Apabila dikembalikan pada posisi LSM, yang menjadi masalah adalah heterogenitas komunitas LSM. Relatif tidak sulit bagi komunitas yang homogen seperti dokter, advokat, atau wartawan untuk melakukan penilaian atau judgment atas perilaku menyimpang dari anggota komunitasnya.  Bandingkan dengan LSM yang memiliki ruang aktivitas yang hampir sama dengan jenis pekerjaan yang ada di dunia. Bisa dipastikan, masing-masing ruang publik memiliki sekelompok orang terorganisasi rapi yang melakukan pengawasan, pendampingan, pengkajian kebijakan, dan peninjauan peraturan atas suatu obyek.

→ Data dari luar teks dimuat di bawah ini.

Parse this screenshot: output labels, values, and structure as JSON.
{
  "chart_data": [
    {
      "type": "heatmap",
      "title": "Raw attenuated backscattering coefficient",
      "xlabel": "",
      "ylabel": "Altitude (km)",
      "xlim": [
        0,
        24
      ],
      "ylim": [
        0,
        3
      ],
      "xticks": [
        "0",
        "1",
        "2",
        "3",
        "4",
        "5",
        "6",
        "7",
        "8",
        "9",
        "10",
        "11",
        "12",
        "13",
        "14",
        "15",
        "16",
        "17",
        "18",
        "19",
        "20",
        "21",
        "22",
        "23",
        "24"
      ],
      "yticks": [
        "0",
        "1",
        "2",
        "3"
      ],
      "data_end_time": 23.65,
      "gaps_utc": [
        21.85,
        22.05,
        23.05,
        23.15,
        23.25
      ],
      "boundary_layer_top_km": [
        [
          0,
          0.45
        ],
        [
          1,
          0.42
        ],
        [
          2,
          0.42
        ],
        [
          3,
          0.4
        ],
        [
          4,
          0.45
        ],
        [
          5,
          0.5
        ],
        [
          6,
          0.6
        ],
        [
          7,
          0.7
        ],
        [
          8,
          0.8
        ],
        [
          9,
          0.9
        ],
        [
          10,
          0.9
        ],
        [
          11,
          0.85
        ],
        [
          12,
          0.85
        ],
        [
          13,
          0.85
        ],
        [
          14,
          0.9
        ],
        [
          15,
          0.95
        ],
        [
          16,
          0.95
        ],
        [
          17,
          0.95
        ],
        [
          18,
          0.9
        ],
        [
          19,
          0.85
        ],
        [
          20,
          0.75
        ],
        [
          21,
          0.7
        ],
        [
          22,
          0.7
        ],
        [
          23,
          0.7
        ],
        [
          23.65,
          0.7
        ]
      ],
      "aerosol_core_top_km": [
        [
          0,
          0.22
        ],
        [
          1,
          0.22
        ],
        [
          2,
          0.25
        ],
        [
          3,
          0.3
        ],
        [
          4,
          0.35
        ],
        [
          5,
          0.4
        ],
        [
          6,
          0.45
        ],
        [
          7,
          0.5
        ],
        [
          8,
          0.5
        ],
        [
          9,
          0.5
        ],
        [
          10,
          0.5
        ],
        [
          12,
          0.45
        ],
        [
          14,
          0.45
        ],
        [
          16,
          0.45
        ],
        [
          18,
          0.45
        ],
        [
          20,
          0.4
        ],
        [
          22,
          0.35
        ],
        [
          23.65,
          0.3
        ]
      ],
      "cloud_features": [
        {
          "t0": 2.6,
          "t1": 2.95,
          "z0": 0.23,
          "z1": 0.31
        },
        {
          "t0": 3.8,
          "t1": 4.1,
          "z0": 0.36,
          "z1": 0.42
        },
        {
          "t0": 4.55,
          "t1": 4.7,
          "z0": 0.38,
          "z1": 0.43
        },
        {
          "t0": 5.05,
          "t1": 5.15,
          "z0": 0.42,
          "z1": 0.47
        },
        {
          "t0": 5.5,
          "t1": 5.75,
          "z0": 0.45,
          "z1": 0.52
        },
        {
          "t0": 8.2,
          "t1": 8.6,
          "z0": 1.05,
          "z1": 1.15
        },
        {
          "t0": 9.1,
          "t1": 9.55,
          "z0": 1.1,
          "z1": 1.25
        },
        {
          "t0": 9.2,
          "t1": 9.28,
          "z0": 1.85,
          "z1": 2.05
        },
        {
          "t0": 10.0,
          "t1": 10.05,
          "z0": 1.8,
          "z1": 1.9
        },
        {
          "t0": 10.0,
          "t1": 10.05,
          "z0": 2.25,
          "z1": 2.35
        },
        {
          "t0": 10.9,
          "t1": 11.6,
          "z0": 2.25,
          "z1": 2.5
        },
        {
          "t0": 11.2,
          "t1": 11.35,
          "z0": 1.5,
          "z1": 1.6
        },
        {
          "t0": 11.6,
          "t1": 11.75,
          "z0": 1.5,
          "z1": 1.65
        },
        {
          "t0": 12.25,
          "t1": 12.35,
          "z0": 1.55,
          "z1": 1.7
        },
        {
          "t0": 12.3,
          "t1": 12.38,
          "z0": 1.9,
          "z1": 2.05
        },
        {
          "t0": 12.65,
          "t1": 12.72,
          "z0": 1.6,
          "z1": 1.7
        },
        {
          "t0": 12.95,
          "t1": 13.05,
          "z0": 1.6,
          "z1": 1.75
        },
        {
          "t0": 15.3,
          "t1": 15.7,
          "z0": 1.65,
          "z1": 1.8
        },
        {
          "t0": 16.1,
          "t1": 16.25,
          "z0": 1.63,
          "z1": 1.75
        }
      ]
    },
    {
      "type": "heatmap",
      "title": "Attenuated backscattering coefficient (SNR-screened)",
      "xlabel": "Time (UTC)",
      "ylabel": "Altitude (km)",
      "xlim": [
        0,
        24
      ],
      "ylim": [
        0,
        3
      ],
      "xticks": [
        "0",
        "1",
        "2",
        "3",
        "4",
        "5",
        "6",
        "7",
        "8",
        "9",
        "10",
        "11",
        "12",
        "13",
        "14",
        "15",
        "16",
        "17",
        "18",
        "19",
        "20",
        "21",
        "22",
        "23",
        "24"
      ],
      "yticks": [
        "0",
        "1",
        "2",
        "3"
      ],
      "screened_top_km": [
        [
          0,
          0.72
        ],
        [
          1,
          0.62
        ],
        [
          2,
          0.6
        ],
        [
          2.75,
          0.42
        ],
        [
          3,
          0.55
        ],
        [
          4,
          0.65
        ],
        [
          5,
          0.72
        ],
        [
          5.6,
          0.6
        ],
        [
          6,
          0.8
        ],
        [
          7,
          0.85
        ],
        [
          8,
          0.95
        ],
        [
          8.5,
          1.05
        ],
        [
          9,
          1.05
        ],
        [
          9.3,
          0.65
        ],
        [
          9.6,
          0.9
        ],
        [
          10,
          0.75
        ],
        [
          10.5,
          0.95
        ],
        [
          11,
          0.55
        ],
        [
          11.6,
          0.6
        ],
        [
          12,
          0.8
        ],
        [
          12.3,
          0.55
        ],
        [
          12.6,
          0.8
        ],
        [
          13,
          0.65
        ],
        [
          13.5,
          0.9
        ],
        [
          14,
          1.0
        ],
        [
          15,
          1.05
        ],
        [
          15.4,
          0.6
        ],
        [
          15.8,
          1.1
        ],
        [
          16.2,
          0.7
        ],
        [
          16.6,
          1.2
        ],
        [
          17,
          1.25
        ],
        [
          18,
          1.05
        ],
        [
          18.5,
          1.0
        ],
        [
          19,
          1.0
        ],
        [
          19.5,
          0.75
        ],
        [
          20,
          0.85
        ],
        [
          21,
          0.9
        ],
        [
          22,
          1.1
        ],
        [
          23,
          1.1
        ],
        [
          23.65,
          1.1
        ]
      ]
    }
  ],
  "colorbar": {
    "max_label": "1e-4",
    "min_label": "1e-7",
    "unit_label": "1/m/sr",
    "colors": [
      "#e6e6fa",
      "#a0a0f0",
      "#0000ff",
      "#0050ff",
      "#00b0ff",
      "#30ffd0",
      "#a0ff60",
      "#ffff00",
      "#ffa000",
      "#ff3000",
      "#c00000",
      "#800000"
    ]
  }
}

Kemudian apabila dikaitkan dengan penegakan kode etik, metode pemberian sanksi sebagai alat kontrol perilaku akan menjadi sulit karena diperlukan dewan etik sebagai pelaksana. Mengapa sulit? Kembali ke faktor heteregonitas LSM itu sendiri, bagaimana seorang pekerja LSM bisa menilai perilaku rekannya apabila ruang lingkup aktivitas mereka sendiri jauh berbeda?

Asumsi saya, mengapa kode etik yang dipilih sebagai solusi praktek menyimpang kalangan LSM adalah pertama, timbulnya anggapan kalangan LSM identik dengan 'profesional', sehingga mereka dianggap perlu diatur melalui kode etik. Kedua, keberadaan kode etik akan memperkuat kontrol diri yang lebih kuat ketimbang pengaturan melalui undang-undang. Apalagi ada kecurigaan apabila LSM aktivitasnya diatur oleh undang-undang, peluang intervensi negara terhadap LSM menjadi besar.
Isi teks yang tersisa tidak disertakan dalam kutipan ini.